About Us
Louise Spicer, our founder and a keen naturalist, noticed the rapid decline in farmland birds so decided to act in 2003 by setting up Bird Aid, now Farmland Bird Aid Network (FBAN). This West Oxfordshire-based charity has helped to feed our declining farmland birds during the ‘hunger gap’ from January to early May ever since. The charity has joined forces with a number of landowners to develop new feeding sites with keen volunteers to create a remarkable conservation project. This is now a coordinated NGO/citizen effort which is continuing to grow.
With advice from the RSPB, Farmland Bird Aid Network (formerly Bird Aid) has expanded rapidly in the last few years with over forty feeding sites. The charity’s success is thanks to a passionate and growing band of over forty volunteers and supportive landowners and farmers. In the past few years, new feeding sites have been created in Charlbury, Finstock, Hailey, Leafield, North Leigh, Stonesfield, Wilcote, Wootton, Taston and Enstone.
Scattered wheat, millet and rape seed helps to ensure linnets, yellowhammers and reed buntings survive during winter and spring when there is no natural feeding left.

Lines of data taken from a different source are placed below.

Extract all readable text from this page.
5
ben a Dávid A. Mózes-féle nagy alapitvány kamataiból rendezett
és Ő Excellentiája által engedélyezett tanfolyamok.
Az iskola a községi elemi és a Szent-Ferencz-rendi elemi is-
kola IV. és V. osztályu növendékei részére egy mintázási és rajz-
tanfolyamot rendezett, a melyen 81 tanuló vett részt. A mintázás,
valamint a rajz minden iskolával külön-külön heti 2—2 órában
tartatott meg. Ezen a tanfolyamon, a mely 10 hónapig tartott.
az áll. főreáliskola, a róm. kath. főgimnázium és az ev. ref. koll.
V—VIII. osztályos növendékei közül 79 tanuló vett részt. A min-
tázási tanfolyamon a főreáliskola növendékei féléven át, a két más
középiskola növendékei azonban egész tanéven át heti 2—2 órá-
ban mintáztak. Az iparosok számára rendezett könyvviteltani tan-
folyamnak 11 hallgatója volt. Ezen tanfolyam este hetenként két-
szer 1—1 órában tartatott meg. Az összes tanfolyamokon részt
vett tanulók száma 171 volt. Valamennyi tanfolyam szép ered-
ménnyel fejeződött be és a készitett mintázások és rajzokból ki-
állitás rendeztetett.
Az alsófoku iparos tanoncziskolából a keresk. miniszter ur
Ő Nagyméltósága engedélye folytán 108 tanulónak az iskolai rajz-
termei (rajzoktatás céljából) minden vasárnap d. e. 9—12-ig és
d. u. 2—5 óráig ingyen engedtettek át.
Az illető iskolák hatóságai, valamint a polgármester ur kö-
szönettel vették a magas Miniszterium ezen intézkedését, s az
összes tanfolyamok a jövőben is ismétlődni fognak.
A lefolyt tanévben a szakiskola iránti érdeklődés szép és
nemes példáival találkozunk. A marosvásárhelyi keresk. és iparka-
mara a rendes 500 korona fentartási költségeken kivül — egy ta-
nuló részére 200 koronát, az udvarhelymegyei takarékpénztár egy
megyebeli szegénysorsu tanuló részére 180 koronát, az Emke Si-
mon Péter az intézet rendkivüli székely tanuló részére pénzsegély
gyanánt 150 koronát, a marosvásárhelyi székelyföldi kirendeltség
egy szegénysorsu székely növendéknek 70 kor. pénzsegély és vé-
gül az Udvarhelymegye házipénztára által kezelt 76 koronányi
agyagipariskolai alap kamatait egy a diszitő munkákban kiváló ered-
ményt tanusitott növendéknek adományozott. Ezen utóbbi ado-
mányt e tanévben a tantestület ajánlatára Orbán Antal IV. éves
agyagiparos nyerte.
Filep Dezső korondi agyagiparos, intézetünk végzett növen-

Regular surveying suggests over 850 yellowhammers and chaffinches, almost 850 linnets and over 50 skylarks were fed over the last few winters.
The charity is run by a team of four experienced volunteer trustees: Genny Early, Jane Ellis, Hannah Bourne-Taylor, Anne Miller, Will Dennis and Toby Swift, with ongoing help and expert advise from Louise Spicer and Mike Kettlewell.
We are always looking to connect with more volunteers, land owners and farmers locally and further afield to expand our reach, since this is a national-scale issue that together we can combat through awareness, habitat restoration and supplementary feeding.